The React.memo example reveals AI’s core limitation: it pattern-matches against “best practices” without understanding the performance characteristics, trade-offs, or context that make those practices actually beneficial.

The AI Human Oversight Reality

ai needs human oversight

AI can make code work, but “working” and “optimal” are completely different things.

  • Working code: Passes tests, doesn’t crash
  • Correct code: Solves the right problem efficiently
  • Optimal code: Considers long-term maintenance and team understanding

AI excels at the first, struggles with the second, and often completely misses the third.

This doesn’t mean avoiding AI—I use it constantly for rapid prototyping and exploration. But it means maintaining critical oversight:

Question the fundamentals: If AI suggests a pattern, understand why that pattern exists and whether it applies to your context.

Measure everything: Profile before and after. Performance assumptions are usually wrong.

Consider the human cost: Every optimization has a maintenance burden. Will your team understand this code in six months?

Start simple: AI often suggests complex solutions first. Ask: what’s the simplest thing that could work?

The Bottom Line

React.memo is a powerful tool when used correctly. It’s also a perfect microcosm of AI’s current limitations in software development.

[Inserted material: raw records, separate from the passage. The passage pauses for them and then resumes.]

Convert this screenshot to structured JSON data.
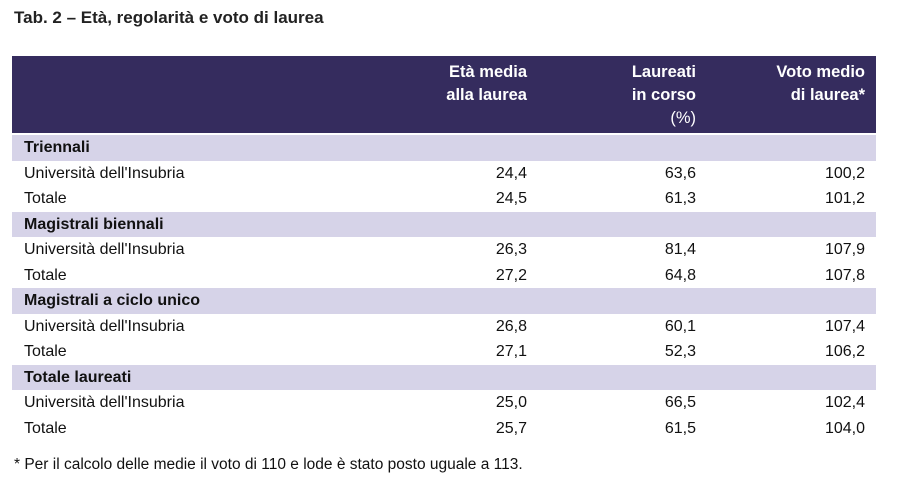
{
  "title": "Tab. 2 – Età, regolarità e voto di laurea",
  "columns": [
    {
      "lines": [
        "Età media",
        "alla laurea"
      ]
    },
    {
      "lines": [
        "Laureati",
        "in corso",
        "(%)"
      ]
    },
    {
      "lines": [
        "Voto medio",
        "di laurea*"
      ]
    }
  ],
  "rows": [
    {
      "type": "group",
      "label": "Triennali"
    },
    {
      "type": "data",
      "label": "Università dell'Insubria",
      "values": [
        "24,4",
        "63,6",
        "100,2"
      ]
    },
    {
      "type": "data",
      "label": "Totale",
      "values": [
        "24,5",
        "61,3",
        "101,2"
      ]
    },
    {
      "type": "group",
      "label": "Magistrali biennali"
    },
    {
      "type": "data",
      "label": "Università dell'Insubria",
      "values": [
        "26,3",
        "81,4",
        "107,9"
      ]
    },
    {
      "type": "data",
      "label": "Totale",
      "values": [
        "27,2",
        "64,8",
        "107,8"
      ]
    },
    {
      "type": "group",
      "label": "Magistrali a ciclo unico"
    },
    {
      "type": "data",
      "label": "Università dell'Insubria",
      "values": [
        "26,8",
        "60,1",
        "107,4"
      ]
    },
    {
      "type": "data",
      "label": "Totale",
      "values": [
        "27,1",
        "52,3",
        "106,2"
      ]
    },
    {
      "type": "group",
      "label": "Totale laureati"
    },
    {
      "type": "data",
      "label": "Università dell'Insubria",
      "values": [
        "25,0",
        "66,5",
        "102,4"
      ]
    },
    {
      "type": "data",
      "label": "Totale",
      "values": [
        "25,7",
        "61,5",
        "104,0"
      ]
    }
  ],
  "footnote": "* Per il calcolo delle medie il voto di 110 e lode è stato posto uguale a 113.",
  "colors": {
    "header": "#352c5e",
    "group": "#d6d3e8"
  }
}
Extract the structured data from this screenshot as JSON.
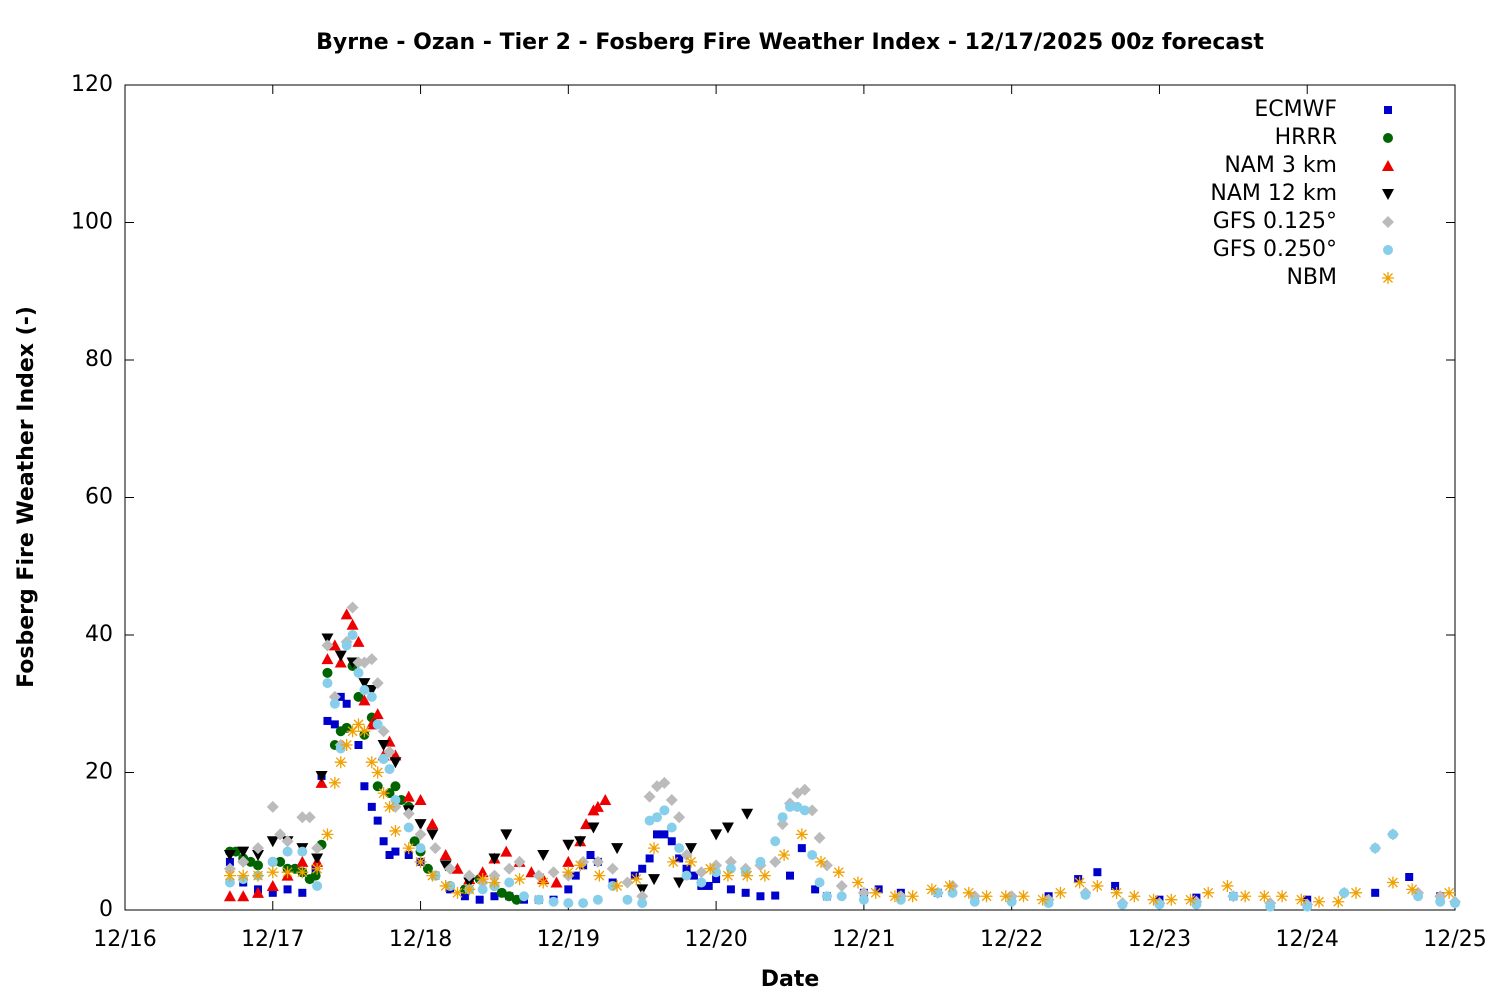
{
  "chart_data": {
    "type": "scatter",
    "title": "Byrne - Ozan - Tier 2 - Fosberg Fire Weather Index - 12/17/2025 00z forecast",
    "x_label": "Date",
    "y_label": "Fosberg Fire Weather Index (-)",
    "xlim": [
      0,
      9
    ],
    "ylim": [
      0,
      120
    ],
    "xticks": [
      {
        "value": 0,
        "label": "12/16"
      },
      {
        "value": 1,
        "label": "12/17"
      },
      {
        "value": 2,
        "label": "12/18"
      },
      {
        "value": 3,
        "label": "12/19"
      },
      {
        "value": 4,
        "label": "12/20"
      },
      {
        "value": 5,
        "label": "12/21"
      },
      {
        "value": 6,
        "label": "12/22"
      },
      {
        "value": 7,
        "label": "12/23"
      },
      {
        "value": 8,
        "label": "12/24"
      },
      {
        "value": 9,
        "label": "12/25"
      }
    ],
    "yticks": [
      0,
      20,
      40,
      60,
      80,
      100,
      120
    ],
    "legend": "upper right",
    "series": [
      {
        "name": "ECMWF",
        "color": "#0000cc",
        "marker": "square",
        "x": [
          0.71,
          0.8,
          0.9,
          1.0,
          1.1,
          1.2,
          1.29,
          1.33,
          1.37,
          1.42,
          1.46,
          1.5,
          1.58,
          1.62,
          1.67,
          1.71,
          1.75,
          1.79,
          1.83,
          1.92,
          2.0,
          2.1,
          2.2,
          2.3,
          2.4,
          2.5,
          2.6,
          2.7,
          2.8,
          2.9,
          3.0,
          3.05,
          3.1,
          3.15,
          3.2,
          3.3,
          3.45,
          3.5,
          3.55,
          3.6,
          3.65,
          3.7,
          3.75,
          3.8,
          3.85,
          3.9,
          3.95,
          4.0,
          4.1,
          4.2,
          4.3,
          4.4,
          4.5,
          4.58,
          4.67,
          4.75,
          5.0,
          5.1,
          5.25,
          5.5,
          5.75,
          6.0,
          6.25,
          6.45,
          6.58,
          6.7,
          7.0,
          7.25,
          7.5,
          8.0,
          8.46,
          8.69,
          8.9
        ],
        "values": [
          7,
          4,
          3,
          2.5,
          3,
          2.5,
          6,
          19.5,
          27.5,
          27,
          31,
          30,
          24,
          18,
          15,
          13,
          10,
          8,
          8.5,
          8,
          7,
          5,
          3,
          2,
          1.5,
          2,
          2,
          1.5,
          1.5,
          1.5,
          3,
          5,
          6.5,
          8,
          7,
          4,
          5,
          6,
          7.5,
          11,
          11,
          10,
          7.5,
          6,
          5,
          3.5,
          3.5,
          4.5,
          3,
          2.5,
          2,
          2.1,
          5,
          9,
          3,
          2,
          2.5,
          3,
          2.5,
          2.5,
          1.5,
          1.5,
          2,
          4.5,
          5.5,
          3.5,
          1.5,
          1.8,
          2,
          1.5,
          2.5,
          4.8,
          2
        ]
      },
      {
        "name": "HRRR",
        "color": "#006400",
        "marker": "circle",
        "x": [
          0.71,
          0.75,
          0.8,
          0.85,
          0.9,
          1.0,
          1.05,
          1.1,
          1.15,
          1.2,
          1.25,
          1.29,
          1.33,
          1.37,
          1.42,
          1.46,
          1.5,
          1.54,
          1.58,
          1.62,
          1.67,
          1.71,
          1.75,
          1.79,
          1.83,
          1.87,
          1.92,
          1.96,
          2.0,
          2.05,
          2.1,
          2.2,
          2.3,
          2.4,
          2.5,
          2.55,
          2.6,
          2.65
        ],
        "values": [
          8.5,
          8.5,
          7.5,
          7,
          6.5,
          7,
          7,
          6,
          6,
          5.5,
          4.5,
          5,
          9.5,
          34.5,
          24,
          26,
          26.5,
          35.5,
          31,
          25.5,
          28,
          18,
          22,
          17,
          18,
          16,
          15,
          10,
          8.5,
          6,
          5,
          3.5,
          3,
          4.5,
          3.5,
          2.5,
          2,
          1.5
        ]
      },
      {
        "name": "NAM 3 km",
        "color": "#ee0000",
        "marker": "triangle-up",
        "x": [
          0.71,
          0.8,
          0.9,
          1.0,
          1.1,
          1.2,
          1.3,
          1.33,
          1.37,
          1.42,
          1.46,
          1.5,
          1.54,
          1.58,
          1.62,
          1.67,
          1.71,
          1.75,
          1.79,
          1.83,
          1.92,
          2.0,
          2.08,
          2.17,
          2.25,
          2.33,
          2.42,
          2.5,
          2.58,
          2.67,
          2.75,
          2.83,
          2.92,
          3.0,
          3.08,
          3.12,
          3.17,
          3.2,
          3.25
        ],
        "values": [
          2,
          2,
          2.5,
          3.5,
          5,
          7,
          7,
          18.5,
          36.5,
          38.5,
          36,
          43,
          41.5,
          39,
          30.5,
          27,
          28.5,
          22.5,
          24.5,
          22.5,
          16.5,
          16,
          12.5,
          8,
          6,
          4.5,
          5.5,
          7.5,
          8.5,
          7,
          5.5,
          4.5,
          4,
          7,
          10,
          12.5,
          14.5,
          15,
          16
        ]
      },
      {
        "name": "NAM 12 km",
        "color": "#000000",
        "marker": "triangle-down",
        "x": [
          0.71,
          0.8,
          0.9,
          1.0,
          1.1,
          1.2,
          1.3,
          1.33,
          1.37,
          1.46,
          1.54,
          1.62,
          1.67,
          1.75,
          1.83,
          1.92,
          2.0,
          2.08,
          2.17,
          2.33,
          2.5,
          2.58,
          2.83,
          3.0,
          3.08,
          3.17,
          3.33,
          3.5,
          3.58,
          3.75,
          3.83,
          4.0,
          4.08,
          4.21
        ],
        "values": [
          8,
          8.5,
          8,
          10,
          10,
          9,
          7.5,
          19.5,
          39.5,
          37,
          36,
          33,
          32,
          24,
          21.5,
          14.5,
          12.5,
          11,
          6.5,
          4,
          7.5,
          11,
          8,
          9.5,
          10,
          12,
          9,
          3,
          4.5,
          4,
          9,
          11,
          12,
          14
        ]
      },
      {
        "name": "GFS 0.125°",
        "color": "#bbbbbb",
        "marker": "diamond",
        "x": [
          0.71,
          0.8,
          0.9,
          1.0,
          1.05,
          1.1,
          1.2,
          1.25,
          1.3,
          1.37,
          1.42,
          1.46,
          1.5,
          1.54,
          1.58,
          1.62,
          1.67,
          1.71,
          1.75,
          1.79,
          1.83,
          1.92,
          2.0,
          2.1,
          2.2,
          2.33,
          2.42,
          2.5,
          2.6,
          2.67,
          2.8,
          2.9,
          3.0,
          3.1,
          3.2,
          3.3,
          3.4,
          3.5,
          3.55,
          3.6,
          3.65,
          3.7,
          3.75,
          3.8,
          3.9,
          4.0,
          4.1,
          4.2,
          4.3,
          4.4,
          4.45,
          4.5,
          4.55,
          4.6,
          4.65,
          4.7,
          4.75,
          4.85,
          5.0,
          5.25,
          5.5,
          5.6,
          5.75,
          6.0,
          6.25,
          6.5,
          6.75,
          7.0,
          7.25,
          7.5,
          7.75,
          8.0,
          8.25,
          8.46,
          8.58,
          8.75,
          8.9,
          9.0
        ],
        "values": [
          6,
          7,
          9,
          15,
          11,
          10,
          13.5,
          13.5,
          9,
          38.5,
          31,
          24,
          39,
          44,
          36,
          36,
          36.5,
          33,
          26,
          23,
          15,
          14,
          11,
          9,
          6,
          5,
          4,
          5,
          6,
          7,
          5,
          5.5,
          5,
          7,
          7,
          6,
          4,
          2,
          16.5,
          18,
          18.5,
          16,
          13.5,
          8,
          5.5,
          6.5,
          7,
          6,
          6.5,
          7,
          12.5,
          15.5,
          17,
          17.5,
          14.5,
          10.5,
          6.5,
          3.5,
          2.5,
          2,
          2.5,
          3.5,
          2,
          2,
          1.5,
          2.5,
          1,
          1,
          1.2,
          2,
          1,
          0.8,
          2.5,
          9,
          11,
          2.5,
          2,
          1.2
        ]
      },
      {
        "name": "GFS 0.250°",
        "color": "#87ceeb",
        "marker": "circle",
        "x": [
          0.71,
          0.8,
          0.9,
          1.0,
          1.1,
          1.2,
          1.3,
          1.37,
          1.42,
          1.46,
          1.5,
          1.54,
          1.58,
          1.62,
          1.67,
          1.71,
          1.75,
          1.79,
          1.83,
          1.92,
          2.0,
          2.1,
          2.2,
          2.33,
          2.42,
          2.5,
          2.6,
          2.7,
          2.8,
          2.9,
          3.0,
          3.1,
          3.2,
          3.3,
          3.4,
          3.5,
          3.55,
          3.6,
          3.65,
          3.7,
          3.75,
          3.8,
          3.9,
          4.0,
          4.1,
          4.2,
          4.3,
          4.4,
          4.45,
          4.5,
          4.55,
          4.6,
          4.65,
          4.7,
          4.75,
          4.85,
          5.0,
          5.25,
          5.5,
          5.6,
          5.75,
          6.0,
          6.25,
          6.5,
          6.75,
          7.0,
          7.25,
          7.5,
          7.75,
          8.0,
          8.25,
          8.46,
          8.58,
          8.75,
          8.9,
          9.0
        ],
        "values": [
          4,
          4.5,
          5,
          7,
          8.5,
          8.5,
          3.5,
          33,
          30,
          23.5,
          38.5,
          40,
          34.5,
          32,
          31,
          27,
          22,
          20.5,
          16,
          12,
          9,
          5,
          3.5,
          3,
          3,
          3.5,
          4,
          2,
          1.5,
          1.2,
          1,
          1,
          1.5,
          3.5,
          1.5,
          1,
          13,
          13.5,
          14.5,
          12,
          9,
          5,
          4,
          5.5,
          6,
          5.5,
          7,
          10,
          13.5,
          15,
          15,
          14.5,
          8,
          4,
          2,
          2,
          1.5,
          1.5,
          2.5,
          2.5,
          1.2,
          1.2,
          1,
          2.2,
          0.8,
          0.8,
          0.8,
          2,
          0.5,
          0.5,
          2.5,
          9,
          11,
          2,
          1.2,
          1
        ]
      },
      {
        "name": "NBM",
        "color": "#f0a000",
        "marker": "star",
        "x": [
          0.71,
          0.8,
          0.9,
          1.0,
          1.1,
          1.2,
          1.3,
          1.37,
          1.42,
          1.46,
          1.5,
          1.54,
          1.58,
          1.62,
          1.67,
          1.71,
          1.75,
          1.79,
          1.83,
          1.92,
          2.0,
          2.08,
          2.17,
          2.25,
          2.33,
          2.42,
          2.5,
          2.67,
          2.83,
          3.0,
          3.08,
          3.21,
          3.33,
          3.46,
          3.58,
          3.71,
          3.83,
          3.96,
          4.08,
          4.21,
          4.33,
          4.46,
          4.58,
          4.71,
          4.83,
          4.96,
          5.08,
          5.21,
          5.33,
          5.46,
          5.58,
          5.71,
          5.83,
          5.96,
          6.08,
          6.21,
          6.33,
          6.46,
          6.58,
          6.71,
          6.83,
          6.96,
          7.08,
          7.21,
          7.33,
          7.46,
          7.58,
          7.71,
          7.83,
          7.96,
          8.08,
          8.21,
          8.33,
          8.58,
          8.71,
          8.96
        ],
        "values": [
          5,
          5,
          5,
          5.5,
          5.5,
          5.5,
          6,
          11,
          18.5,
          21.5,
          24,
          26,
          27,
          26,
          21.5,
          20,
          17,
          15,
          11.5,
          9,
          7,
          5,
          3.5,
          2.5,
          3,
          4.5,
          4,
          4.5,
          4,
          5.5,
          6.5,
          5,
          3.5,
          4.5,
          9,
          7,
          7,
          6,
          5,
          5,
          5,
          8,
          11,
          7,
          5.5,
          4,
          2.5,
          2,
          2,
          3,
          3.5,
          2.5,
          2,
          2,
          2,
          1.5,
          2.5,
          4,
          3.5,
          2.5,
          2,
          1.5,
          1.5,
          1.5,
          2.5,
          3.5,
          2,
          2,
          2,
          1.5,
          1.2,
          1.2,
          2.5,
          4,
          3,
          2.5
        ]
      }
    ]
  }
}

If AI consistently misunderstands something as fundamental as when to memoize a React component, it’s worth questioning every other architectural decision it suggests. The code might work, but working code and well-engineered code are not the same thing.

Next time an AI suggests wrapping your button components in memo “for performance,” use it as a reality check. Question the reasoning, measure the impact, and remember that understanding context and trade-offs is still a uniquely human skill.

AI is an incredibly powerful tool that’s transformed how I approach development. But it’s still just that—a tool. The responsibility for thoughtful, contextual decision-making remains firmly in human hands.